Linux 5.13-rc5 Is Fairly Average In Size But Not Calming Down Yet

Written by Michael Larabel in Linux Kernel on 6 June 2021 at 08:08 PM EDT. 2 Comments
LINUX KERNEL
Linus Torvalds just released Linux 5.13-rc5 ahead of Linux 5.13 potentially releasing later this month but depending upon how the rest of the cycle plays out could end up in early July.

Linux 5.13 has been fairly busy with changes and Torvalds noted in today's announcement that while this -rc5 is "fairly average" in size, the cycle hasn't yet calmed down. He's hoping now that as we move towards 5.13-rc6 that things will settle down.

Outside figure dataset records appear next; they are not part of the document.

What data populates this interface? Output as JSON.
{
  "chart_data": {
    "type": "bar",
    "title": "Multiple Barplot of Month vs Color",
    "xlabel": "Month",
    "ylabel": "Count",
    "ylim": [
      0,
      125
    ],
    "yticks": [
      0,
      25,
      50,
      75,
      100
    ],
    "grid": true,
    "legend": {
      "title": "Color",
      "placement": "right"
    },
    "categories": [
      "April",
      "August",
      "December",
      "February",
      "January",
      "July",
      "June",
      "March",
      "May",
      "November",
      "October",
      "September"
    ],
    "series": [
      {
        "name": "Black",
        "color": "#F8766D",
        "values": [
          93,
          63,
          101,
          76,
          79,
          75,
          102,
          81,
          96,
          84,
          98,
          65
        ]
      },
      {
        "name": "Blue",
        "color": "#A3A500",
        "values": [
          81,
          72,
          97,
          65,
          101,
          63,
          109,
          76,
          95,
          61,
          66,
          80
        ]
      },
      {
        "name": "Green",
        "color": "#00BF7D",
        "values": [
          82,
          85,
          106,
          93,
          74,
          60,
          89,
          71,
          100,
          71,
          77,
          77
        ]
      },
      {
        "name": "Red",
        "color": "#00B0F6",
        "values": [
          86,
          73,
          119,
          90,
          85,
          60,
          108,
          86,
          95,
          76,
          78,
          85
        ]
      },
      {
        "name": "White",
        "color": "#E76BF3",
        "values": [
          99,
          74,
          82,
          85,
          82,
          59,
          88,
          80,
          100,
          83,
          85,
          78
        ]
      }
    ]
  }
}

Of this week's changes, Linus wrote in the 5.13-rc5 announcement, "Networking (both drivers and core networking code) is once again responsible for a fairly big chunk of the fixes in rc5, but there's certainly a fair number of fixes elsewhere to - architectures (arm64 has mostly devicetree updates, but we've got fixes to x86, mips, powerpc in there too), other drivers (GPU driver fixes stand out, but there's also sound, HID, scsi, nvme.. you name it). And we have a scattering of fixes elsewhere too: filesystems (btrfs, ext4, gfs2, ocfs, fanotify), soem core vm fixes, and some selftest and perf tool updates."

Some items that I was tracking on and reported about this week was the x86/x86_64 kernel now always reserving the first 1MB of RAM unconditionally to workaround some pesky issues. Also, Intel ENQCMD/ENQCMDS getting disabled by the kernel until its software code can be properly fixed up. There is also the change in 5.13-rc5 of the "-O3" optimization for WireGuard being disabled over that aggressive optimization level being considered too unsafe for the kernel.